On today’s date in 1928, Vancouver athlete Percy Williams won the gold medal in the 200-metre sprint while running against the fastest field ever assembled; he would also win the 100-metre race on Aug. 1.

In 1996, Canada Post featured Williams on a 45-cent multi-coloured stamp (Scott # 1612) as part of its Canadian Olympic Gold Medalists issue. The stamps were printed by Ashton-Potter Canada using fluorescent coated paper instead of tagging.

When he was 15 years old, Williams suffered from rheumatic fever and was advised to avoid strenuous physical activity; however, because his high school required participation in athletic competitions, he started training in sprint in 1924. By 1927, he was a local champion, and the following year, at the 1928 Olympic trials, he won both the 100- and 200-metre races, tying the Olympic 100-metre record of 10.6 seconds. He was also part of the Canadian team that was disqualified in the final of the 400-metre relay contest.

Percy Williams won both the 100- and 200-metre runs at the 1928 Olympics.

Percy Williams won both the 100- and 200-metre runs at the 1928 Olympics.

At the 1928 Summer Olympics in Amsterdam, 27 athletics events were contested. The competition was held on a 400-metre track and would become the standard for athletics tracks in future Games. What’s more, that year, for the first time ever, women’s events in athletics were included in the Games. There were a total of 706 participants from 40 countries competing in the athletics events. Canada took home four gold medals, including Williams’, and placed third behind Finland’s five golds and America’s nine golds.

Williams continued to triumph, winning the 100-yard dash at the inaugural British Empire Games (now known as the Commonwealth Games) in Hamilton, Ont. and setting a world record in Toronto in 1930.

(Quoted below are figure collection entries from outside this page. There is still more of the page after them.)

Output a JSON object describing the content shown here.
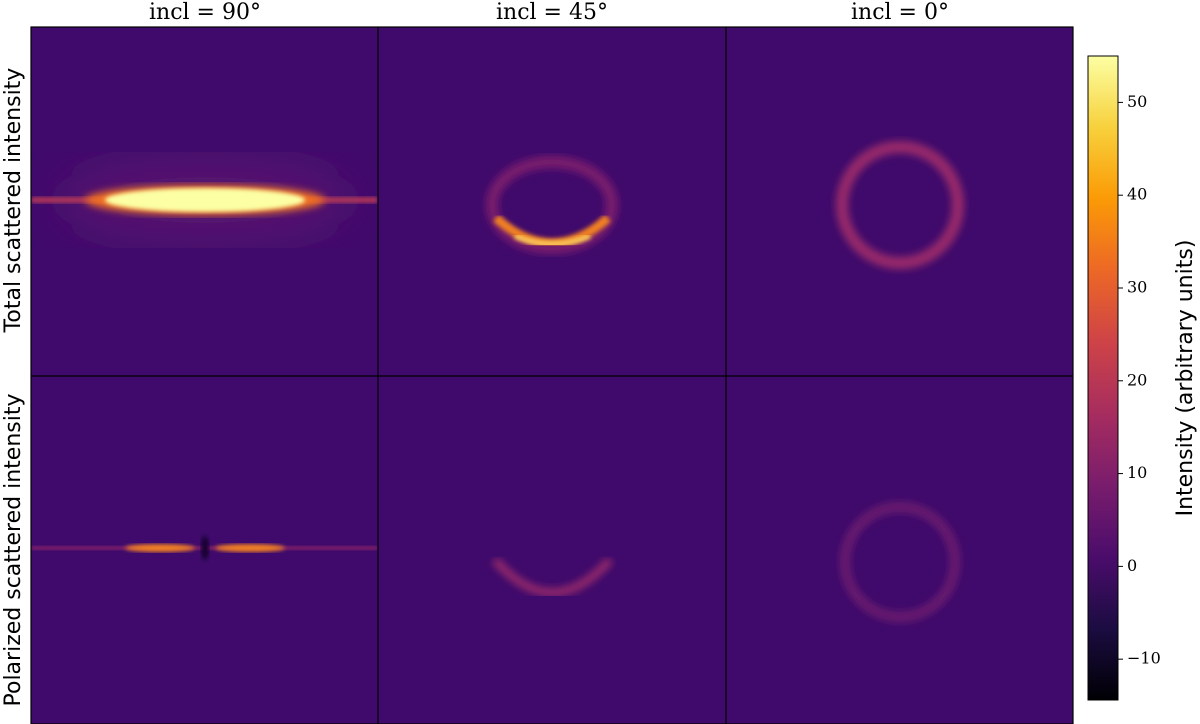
{
  "chart_data": {
    "type": "heatmap",
    "columns": [
      "incl = 90°",
      "incl = 45°",
      "incl = 0°"
    ],
    "rows": [
      "Total scattered intensity",
      "Polarized scattered intensity"
    ],
    "colorbar_label": "Intensity (arbitrary units)",
    "ylim": [
      -14.4,
      55
    ],
    "yticks": [
      {
        "value": -10,
        "label": "−10"
      },
      0,
      10,
      20,
      30,
      40,
      50
    ]
  }
}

Unfortunately, at the British Empire Games, Williams suffered a pulled thigh muscle and never made a full comeback. At the 1932 Summer Olympics in Los Angeles, he was eliminated in the semi-finals of the 100-metre event.

Williams lived with his mother until she died in 1977, after which he lived alone and in pain, suffering from arthritis. A collector of guns, Williams shot himself in the head with a gun he had been awarded for his 1928 Olympic feat.